The first of these elements is Eliza Hitmann. Her writing and directing for this film work wonders in order to manifest a story and characters that feel like real life unfolding right in front of you. Plus, the characters never feel like you’re watching actors attempting to portraying teenagers. You feel like these characters are actual teenagers living every day life.
This is especially amplified with the 2nd great element of this film: Sidney Flanigan. This is such a wonderful first performance from her and i hope she continues to get more work in the future. She’s able to communicate what she’s thinking and feeling just through her expressions. That is such great acting that it blows my mind.
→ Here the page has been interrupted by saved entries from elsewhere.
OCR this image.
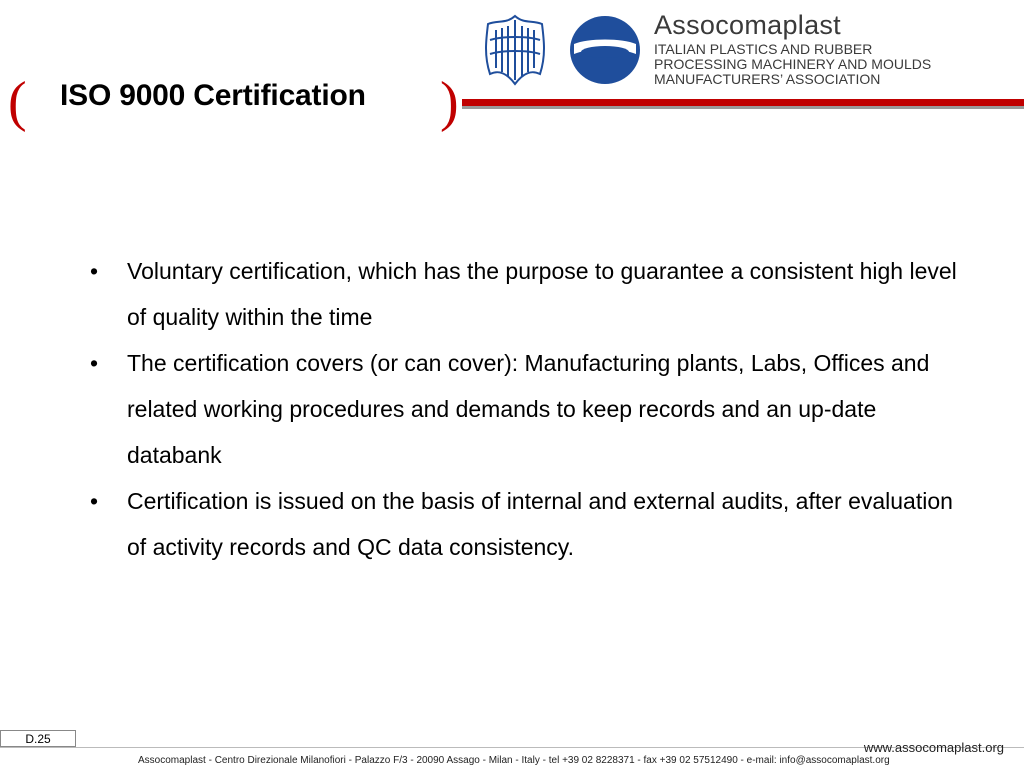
( ISO 9000 Certification )
Assocomaplast
ITALIAN PLASTICS AND RUBBER
PROCESSING MACHINERY AND MOULDS
MANUFACTURERS’ ASSOCIATION
• Voluntary certification, which has the purpose to guarantee a consistent high level of quality within the time
• The certification covers (or can cover): Manufacturing plants, Labs, Offices and related working procedures and demands to keep records and an up-date databank
• Certification is issued on the basis of internal and external audits, after evaluation of activity records and QC data consistency.
D.25
www.assocomaplast.org
Assocomaplast - Centro Direzionale Milanofiori - Palazzo F/3 - 20090 Assago - Milan - Italy - tel +39 02 8228371 - fax +39 02 57512490 - e-mail: info@assocomaplast.org
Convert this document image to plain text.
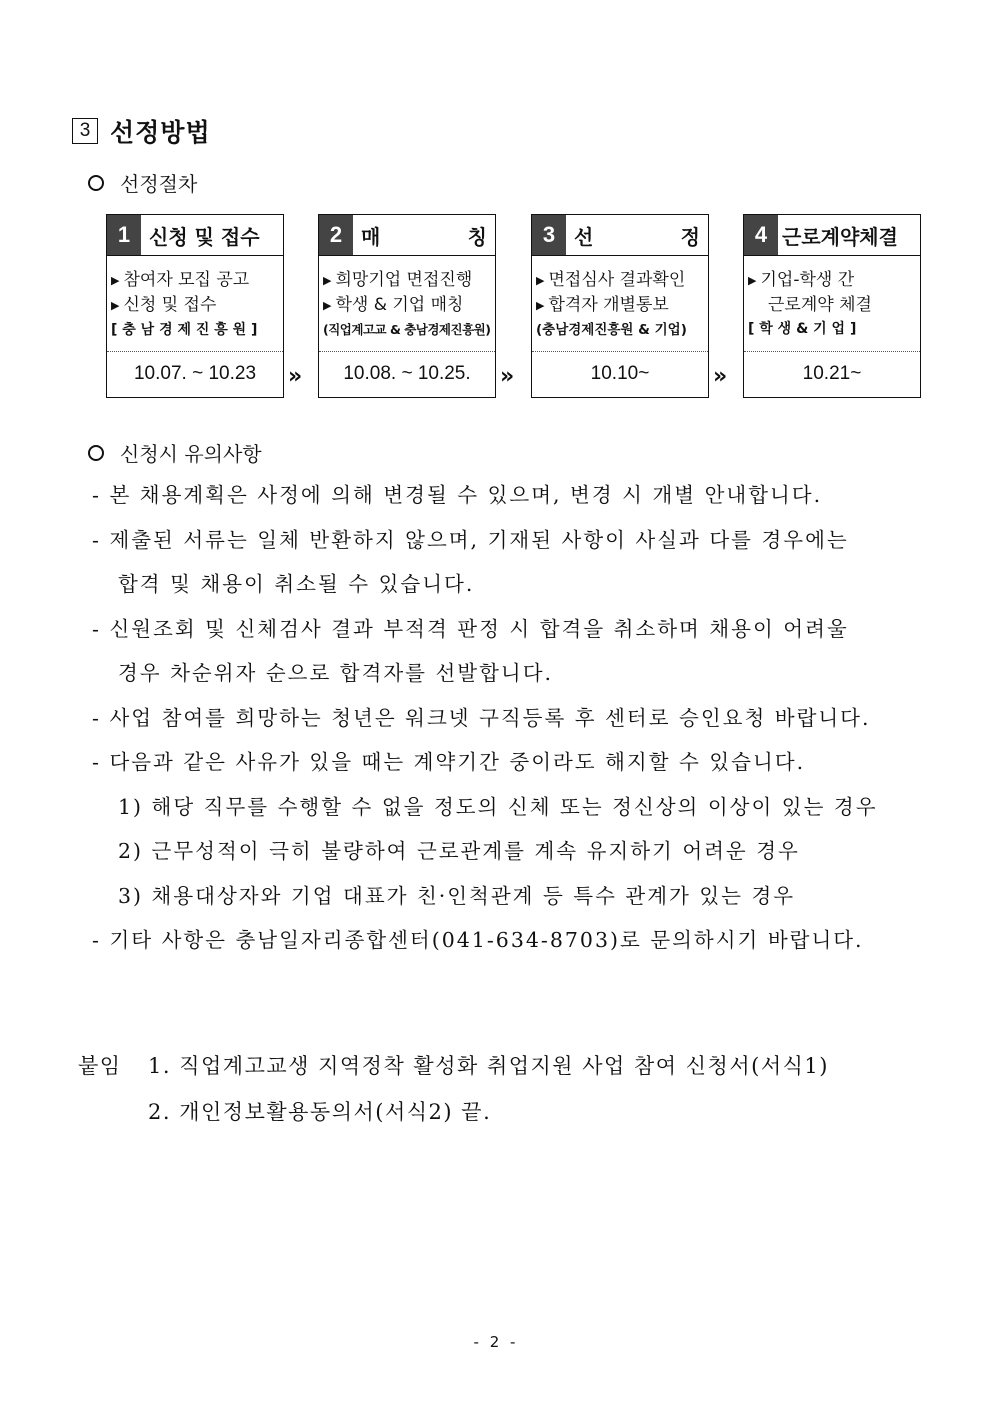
3 선정방법
선정절차
1 신청 및 접수
▶ 참여자 모집 공고
▶ 신청 및 접수
[ 충 남 경 제 진 흥 원 ]
10.07. ~ 10.23	»
2 매	칭
▶ 희망기업 면접진행
▶ 학생 & 기업 매칭
(직업계고교 & 충남경제진흥원)
10.08. ~ 10.25.	»
3 선	정
▶ 면접심사 결과확인
▶ 합격자 개별통보
(충남경제진흥원 & 기업)
10.10~	»
4 근로계약체결
▶ 기업-학생 간
근로계약 체결
[ 학 생 & 기 업 ]
10.21~
신청시 유의사항
- 본 채용계획은 사정에 의해 변경될 수 있으며, 변경 시 개별 안내합니다.
- 제출된 서류는 일체 반환하지 않으며, 기재된 사항이 사실과 다를 경우에는
합격 및 채용이 취소될 수 있습니다.
- 신원조회 및 신체검사 결과 부적격 판정 시 합격을 취소하며 채용이 어려울
경우 차순위자 순으로 합격자를 선발합니다.
- 사업 참여를 희망하는 청년은 워크넷 구직등록 후 센터로 승인요청 바랍니다.
- 다음과 같은 사유가 있을 때는 계약기간 중이라도 해지할 수 있습니다.
1) 해당 직무를 수행할 수 없을 정도의 신체 또는 정신상의 이상이 있는 경우
2) 근무성적이 극히 불량하여 근로관계를 계속 유지하기 어려운 경우
3) 채용대상자와 기업 대표가 친·인척관계 등 특수 관계가 있는 경우
- 기타 사항은 충남일자리종합센터(041-634-8703)로 문의하시기 바랍니다.
붙임 1. 직업계고교생 지역정착 활성화 취업지원 사업 참여 신청서(서식1)
2. 개인정보활용동의서(서식2) 끝.
- 2 -
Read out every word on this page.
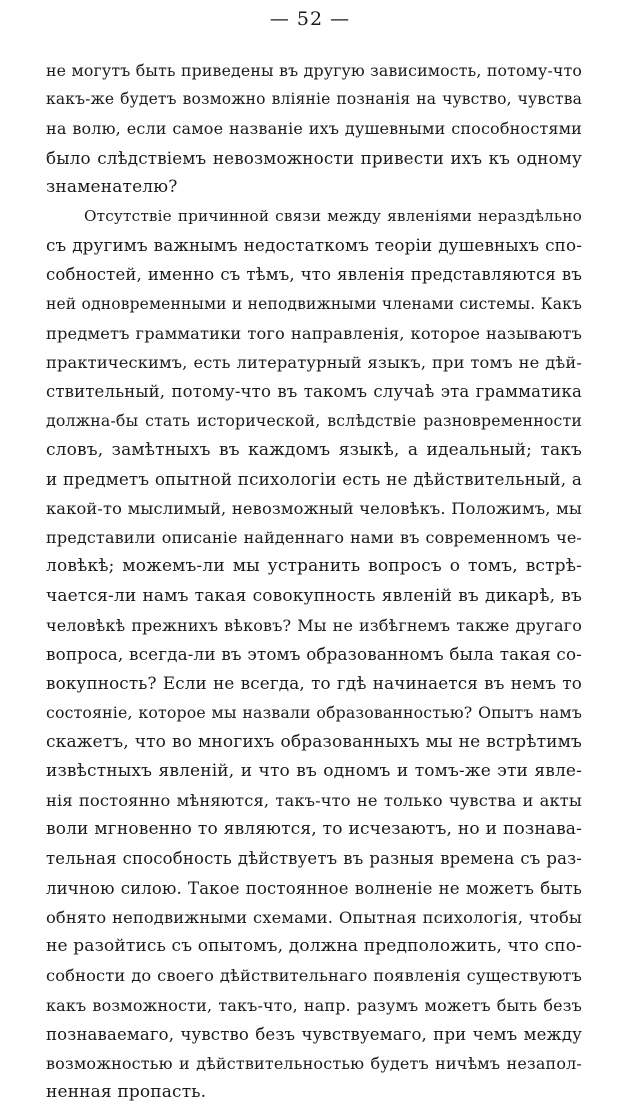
— 52 —
не могутъ быть приведены въ другую зависимость, потому-что
какъ-же будетъ возможно вліяніе познанія на чувство, чувства
на волю, если самое названіе ихъ душевными способностями
было слѣдствіемъ невозможности привести ихъ къ одному
знаменателю?
Отсутствіе причинной связи между явленіями нераздѣльно
съ другимъ важнымъ недостаткомъ теоріи душевныхъ спо-
собностей, именно съ тѣмъ, что явленія представляются въ
ней одновременными и неподвижными членами системы. Какъ
предметъ грамматики того направленія, которое называютъ
практическимъ, есть литературный языкъ, при томъ не дѣй-
ствительный, потому-что въ такомъ случаѣ эта грамматика
должна-бы стать исторической, вслѣдствіе разновременности
словъ, замѣтныхъ въ каждомъ языкѣ, а идеальный; такъ
и предметъ опытной психологіи есть не дѣйствительный, а
какой-то мыслимый, невозможный человѣкъ. Положимъ, мы
представили описаніе найденнаго нами въ современномъ че-
ловѣкѣ; можемъ-ли мы устранить вопросъ о томъ, встрѣ-
чается-ли намъ такая совокупность явленій въ дикарѣ, въ
человѣкѣ прежнихъ вѣковъ? Мы не избѣгнемъ также другаго
вопроса, всегда-ли въ этомъ образованномъ была такая со-
вокупность? Если не всегда, то гдѣ начинается въ немъ то
состояніе, которое мы назвали образованностью? Опытъ намъ
скажетъ, что во многихъ образованныхъ мы не встрѣтимъ
извѣстныхъ явленій, и что въ одномъ и томъ-же эти явле-
нія постоянно мѣняются, такъ-что не только чувства и акты
воли мгновенно то являются, то исчезаютъ, но и познава-
тельная способность дѣйствуетъ въ разныя времена съ раз-
личною силою. Такое постоянное волненіе не можетъ быть
обнято неподвижными схемами. Опытная психологія, чтобы
не разойтись съ опытомъ, должна предположить, что спо-
собности до своего дѣйствительнаго появленія существуютъ
какъ возможности, такъ-что, напр. разумъ можетъ быть безъ
познаваемаго, чувство безъ чувствуемаго, при чемъ между
возможностью и дѣйствительностью будетъ ничѣмъ незапол-
ненная пропасть.
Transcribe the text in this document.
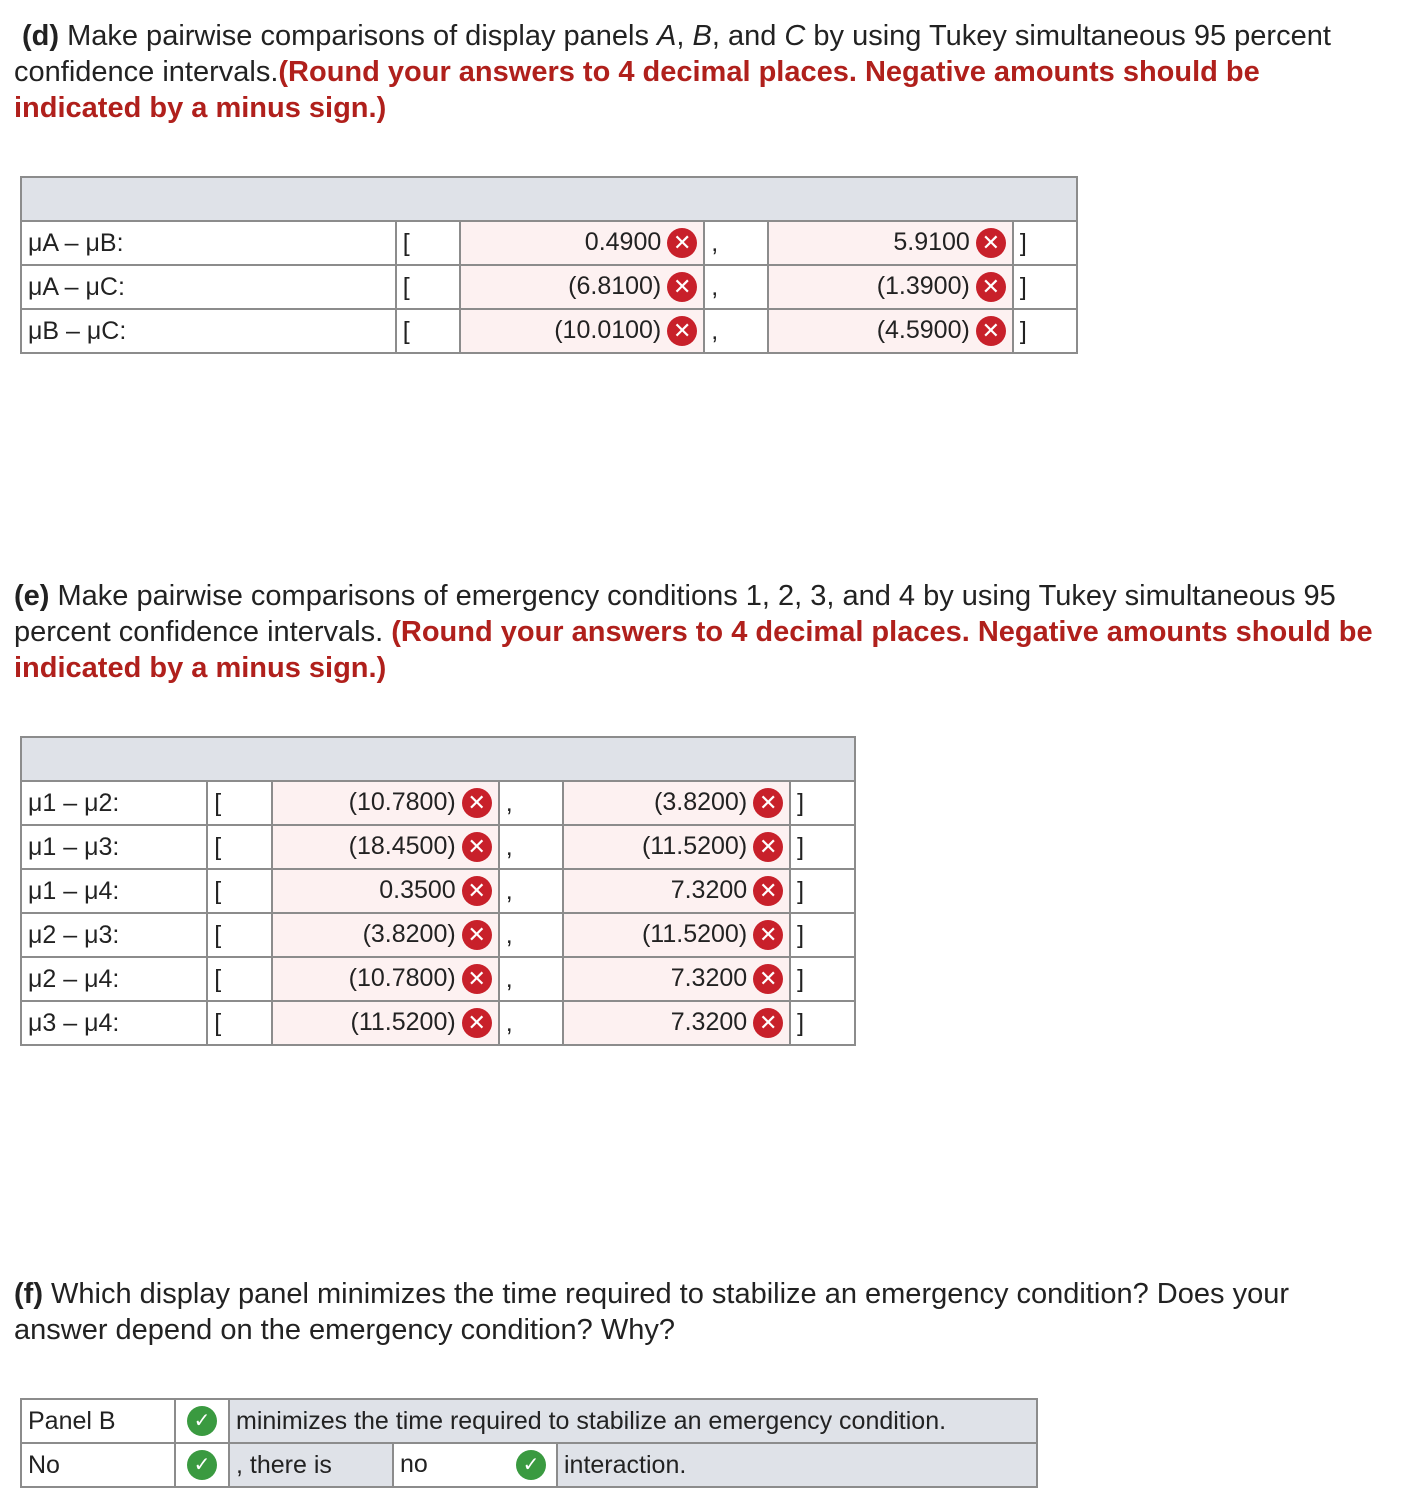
(d) Make pairwise comparisons of display panels A, B, and C by using Tukey simultaneous 95 percent confidence intervals.(Round your answers to 4 decimal places. Negative amounts should be indicated by a minus sign.)

μA – μB:	[	0.4900 ✕	,	5.9100 ✕	]
μA – μC:	[	(6.8100) ✕	,	(1.3900) ✕	]
μB – μC:	[	(10.0100) ✕	,	(4.5900) ✕	]
(e) Make pairwise comparisons of emergency conditions 1, 2, 3, and 4 by using Tukey simultaneous 95 percent confidence intervals. (Round your answers to 4 decimal places. Negative amounts should be indicated by a minus sign.)

μ1 – μ2:	[	(10.7800) ✕	,	(3.8200) ✕	]
μ1 – μ3:	[	(18.4500) ✕	,	(11.5200) ✕	]
μ1 – μ4:	[	0.3500 ✕	,	7.3200 ✕	]
μ2 – μ3:	[	(3.8200) ✕	,	(11.5200) ✕	]
μ2 – μ4:	[	(10.7800) ✕	,	7.3200 ✕	]
μ3 – μ4:	[	(11.5200) ✕	,	7.3200 ✕	]
(f) Which display panel minimizes the time required to stabilize an emergency condition? Does your answer depend on the emergency condition? Why?
Panel B	✓	minimizes the time required to stabilize an emergency condition.		
No	✓	, there is	no ✓	interaction.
Plus, whenever she does have dialogue, not only does she deliver it powerfully, but it also feels like how teenagers actually talk at this age.
To conclude, Never Rarely Sometimes Always is a film that takes the visual medium of filmmaking and utilizes it masterfully to present a beautifully told story with strong acting, great editing and pacing, and (possibly) some of the best directing and writing of 2020. I hope that Sidney Flanigan and Eliza Hittman get to work on more films in the future. They’re very promising new faces waiting to become new masters in the realm of filmmaking/acting.